Travis County Commissioners Court declared drug overdoses a public health crisis May 24 following a report that showed drug toxicity was the No. 1 cause of accidental death in Travis County in 2021.

The declaration was accompanied by $350,000 in funding for overdose reversal and addiction treatment medication as well as other public health initiatives to address the crisis.

“It is clear opioid deaths are a hair on fire problem in our community,” Commissioner Brigid Shea said.

On May 11, the Travis County Medical Examiner’s Office released a report showing 308 people died from overdosing in Travis County in 2021, up more than 50 deaths from 2020. Of those deaths, 118 were related to fentanyl, a 237% increase from 2020 to 2021.

The report shows more people died from drug toxicity than from falls, car crashes or homicides.

Travis County Judge Andy Brown and other county representatives have been working with the Texas Harm Reduction Alliance in the past weeks to draft the policy following a town hall the organization held to bring awareness to the need for action around the crisis.

The Texas Harm Reduction Alliance and other advocacy groups have been lobbying the commissioners for both the public health declaration and funds to increasing naloxone—often referred to by the brand name Narcan, which can be used to save individuals who are overdosing—and methadone—a drug used to treat opioid addiction—access.

THRA is a nonprofit organization that advocates for harm reduction care. Harm reduction practices include destigmatizing drug use to ensure equitable care for individuals, providing resources such as clean needles and overdose prevention medicine, medical supplies such as wound care, education and other evidence-based care for individuals who use drugs.

During the public comment period, several local advocates from other organizations, such as as the Other Ones, a nonprofit that addresses homelessness in the Austin area, and the Sunrise Homeless Navigation Center—addressed the court to ask that the funding for those medicines be provided to community organizations instead of the county’s health organizations.

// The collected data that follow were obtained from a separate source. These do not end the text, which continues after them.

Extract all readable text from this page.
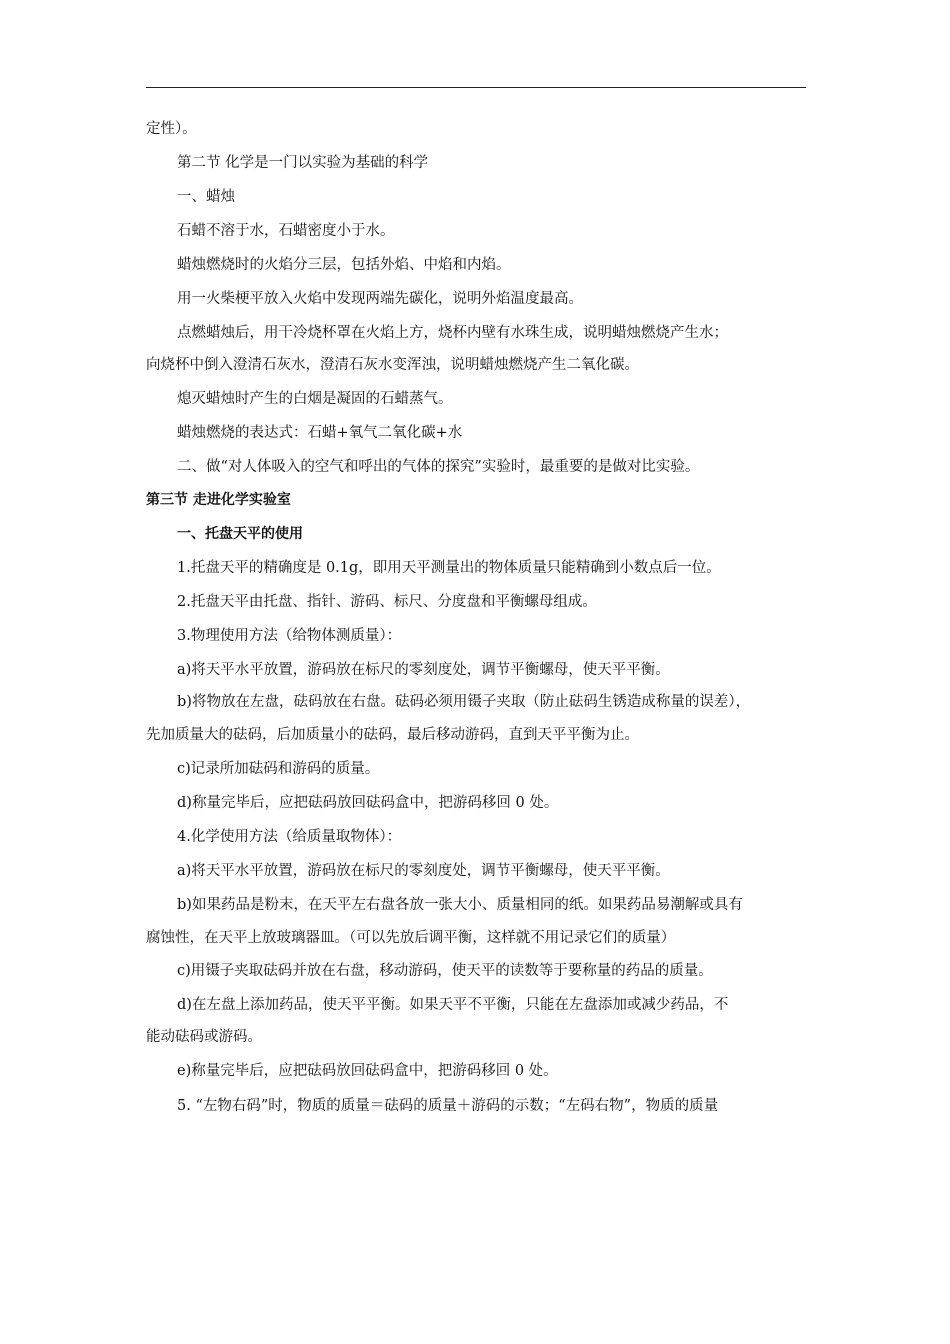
定性）。
第二节 化学是一门以实验为基础的科学
一、蜡烛
石蜡不溶于水，石蜡密度小于水。
蜡烛燃烧时的火焰分三层，包括外焰、中焰和内焰。
用一火柴梗平放入火焰中发现两端先碳化，说明外焰温度最高。
点燃蜡烛后，用干冷烧杯罩在火焰上方，烧杯内壁有水珠生成，说明蜡烛燃烧产生水；
向烧杯中倒入澄清石灰水，澄清石灰水变浑浊，说明蜡烛燃烧产生二氧化碳。
熄灭蜡烛时产生的白烟是凝固的石蜡蒸气。
蜡烛燃烧的表达式：石蜡+氧气二氧化碳+水
二、做“对人体吸入的空气和呼出的气体的探究”实验时，最重要的是做对比实验。
第三节 走进化学实验室
一、托盘天平的使用
1.托盘天平的精确度是 0.1g，即用天平测量出的物体质量只能精确到小数点后一位。
2.托盘天平由托盘、指针、游码、标尺、分度盘和平衡螺母组成。
3.物理使用方法（给物体测质量）：
a)将天平水平放置，游码放在标尺的零刻度处，调节平衡螺母，使天平平衡。
b)将物放在左盘，砝码放在右盘。砝码必须用镊子夹取（防止砝码生锈造成称量的误差），
先加质量大的砝码，后加质量小的砝码，最后移动游码，直到天平平衡为止。
c)记录所加砝码和游码的质量。
d)称量完毕后，应把砝码放回砝码盒中，把游码移回 0 处。
4.化学使用方法（给质量取物体）：
a)将天平水平放置，游码放在标尺的零刻度处，调节平衡螺母，使天平平衡。
b)如果药品是粉末，在天平左右盘各放一张大小、质量相同的纸。如果药品易潮解或具有
腐蚀性，在天平上放玻璃器皿。（可以先放后调平衡，这样就不用记录它们的质量）
c)用镊子夹取砝码并放在右盘，移动游码，使天平的读数等于要称量的药品的质量。
d)在左盘上添加药品，使天平平衡。如果天平不平衡，只能在左盘添加或减少药品，不
能动砝码或游码。
e)称量完毕后，应把砝码放回砝码盒中，把游码移回 0 处。
5. “左物右码”时，物质的质量＝砝码的质量＋游码的示数；“左码右物”，物质的质量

Travis County Judge Andy Brown said it was not his intention for the funding to be directed to Integral Care, the mental health arm of Central Health, the County’s health district.

“This is a time when we need to act immediately, if not yesterday. ... I support giving this money to the Texas Harm Reduction Alliance,” Commissioner Ann Howard said.

Howard also advocated for the money to be distributed to other organizations, including the Sunrise Homeless Navigation Center, as well.

Pilar Sanchez, county executive of health and human services, cautioned that there are legal restraints around how the money can be distributed.

“It’s going to be slower than you want, but I recognize that this is a crisis, and we will work quickly,” Sanchez said.

The resolution also requires county staff to present information to the commissioners once a month on the topic and to hold regular meetings with the community to hear concerns.

“We are talking about a paradigm shift. We talk about our numbers growing, but we need to understand from the community, like we did during the pandemic, where we need those resources,” Commissioner Jeff Travillion said.

Brown said the county intends to offset the cost using funds received from lawsuits against opioid manufacturers.